Indeed, most presidents who responded to the survey predicted continued growth in online offerings. About half of the presidents said that in 10 years, the majority of college students will take at least one college course online. Today, only 15 percent of the presidents said most of their students had taken an online course.
The presidents also were bullish about online educational tools. For instance, they saw a bright future for e-textbooks. Sixty-two percent said more than half of students' textbooks will be digital in 10 years.
College presidents appear to be more tech-savvy than members of the public are. About half of the presidents said they used a tablet computer, for instance, compared with only 8 percent of the American adults surveyed. Presidents are also slightly more likely than the general public to use Facebook (50 percent, compared with 45 percent of the public) and Twitter (18 percent of presidents and 10 percent of the public).
"I would have expected even higher," said Ms. Broad. "When this is your profession, it's an important responsibility to try to stay ahead of the curve, or at least not stay too far behind the curve."
College presidents reported some downsides of technology use at their institutions. Fifty-five percent of the respondents said student plagiarism on assignments has increased in the past 10 years, and of those who saw an increase, 89 percent said computers and the Internet had played a major role.
Mr. Hartman predicted that the future for many colleges will most likely include new mixes of online and in-person teaching.

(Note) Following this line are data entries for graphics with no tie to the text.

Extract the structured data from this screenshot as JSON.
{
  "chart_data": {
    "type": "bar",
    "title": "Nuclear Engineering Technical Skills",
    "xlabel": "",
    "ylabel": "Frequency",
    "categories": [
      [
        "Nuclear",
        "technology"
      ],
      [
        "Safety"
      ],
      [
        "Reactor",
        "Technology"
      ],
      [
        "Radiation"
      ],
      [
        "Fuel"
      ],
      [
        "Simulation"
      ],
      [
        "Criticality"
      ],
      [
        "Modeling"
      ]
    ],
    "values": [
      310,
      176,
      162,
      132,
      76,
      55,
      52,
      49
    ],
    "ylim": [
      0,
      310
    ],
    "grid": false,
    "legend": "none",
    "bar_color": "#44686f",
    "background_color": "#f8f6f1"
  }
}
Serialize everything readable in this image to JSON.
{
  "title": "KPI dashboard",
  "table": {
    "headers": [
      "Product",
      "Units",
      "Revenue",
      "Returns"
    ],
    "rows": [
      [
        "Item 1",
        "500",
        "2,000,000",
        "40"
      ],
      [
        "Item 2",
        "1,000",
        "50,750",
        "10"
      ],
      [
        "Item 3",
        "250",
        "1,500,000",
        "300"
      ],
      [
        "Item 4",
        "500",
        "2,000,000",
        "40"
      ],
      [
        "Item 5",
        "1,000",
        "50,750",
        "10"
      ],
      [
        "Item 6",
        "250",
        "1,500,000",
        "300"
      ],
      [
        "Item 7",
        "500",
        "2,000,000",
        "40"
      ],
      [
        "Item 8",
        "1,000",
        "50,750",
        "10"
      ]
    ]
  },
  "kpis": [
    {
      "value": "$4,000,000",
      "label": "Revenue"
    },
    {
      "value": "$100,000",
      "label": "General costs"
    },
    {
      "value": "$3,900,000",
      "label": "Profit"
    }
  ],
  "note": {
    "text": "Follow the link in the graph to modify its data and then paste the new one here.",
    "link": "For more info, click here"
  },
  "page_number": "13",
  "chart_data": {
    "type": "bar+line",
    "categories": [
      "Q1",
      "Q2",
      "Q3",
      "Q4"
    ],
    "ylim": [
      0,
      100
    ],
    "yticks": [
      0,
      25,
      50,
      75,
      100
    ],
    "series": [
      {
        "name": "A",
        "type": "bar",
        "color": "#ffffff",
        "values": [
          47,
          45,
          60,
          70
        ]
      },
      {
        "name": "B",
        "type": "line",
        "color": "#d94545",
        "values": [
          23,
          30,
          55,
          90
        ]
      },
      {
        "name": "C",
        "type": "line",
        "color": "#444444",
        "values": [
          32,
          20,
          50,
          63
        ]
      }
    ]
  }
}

For instance, he said, more residential colleges will offer students the option of taking courses on campus two days a week and picking up the rest of their coursework online, so they can hold jobs while keeping up with their studies, and without completely forgoing time in the traditional college setting.
"Right now the schedule is set up to be convenient to the institution," he said of most colleges. "Blended instruction provides an opportunity for students to structure their schedules so they are much more productive."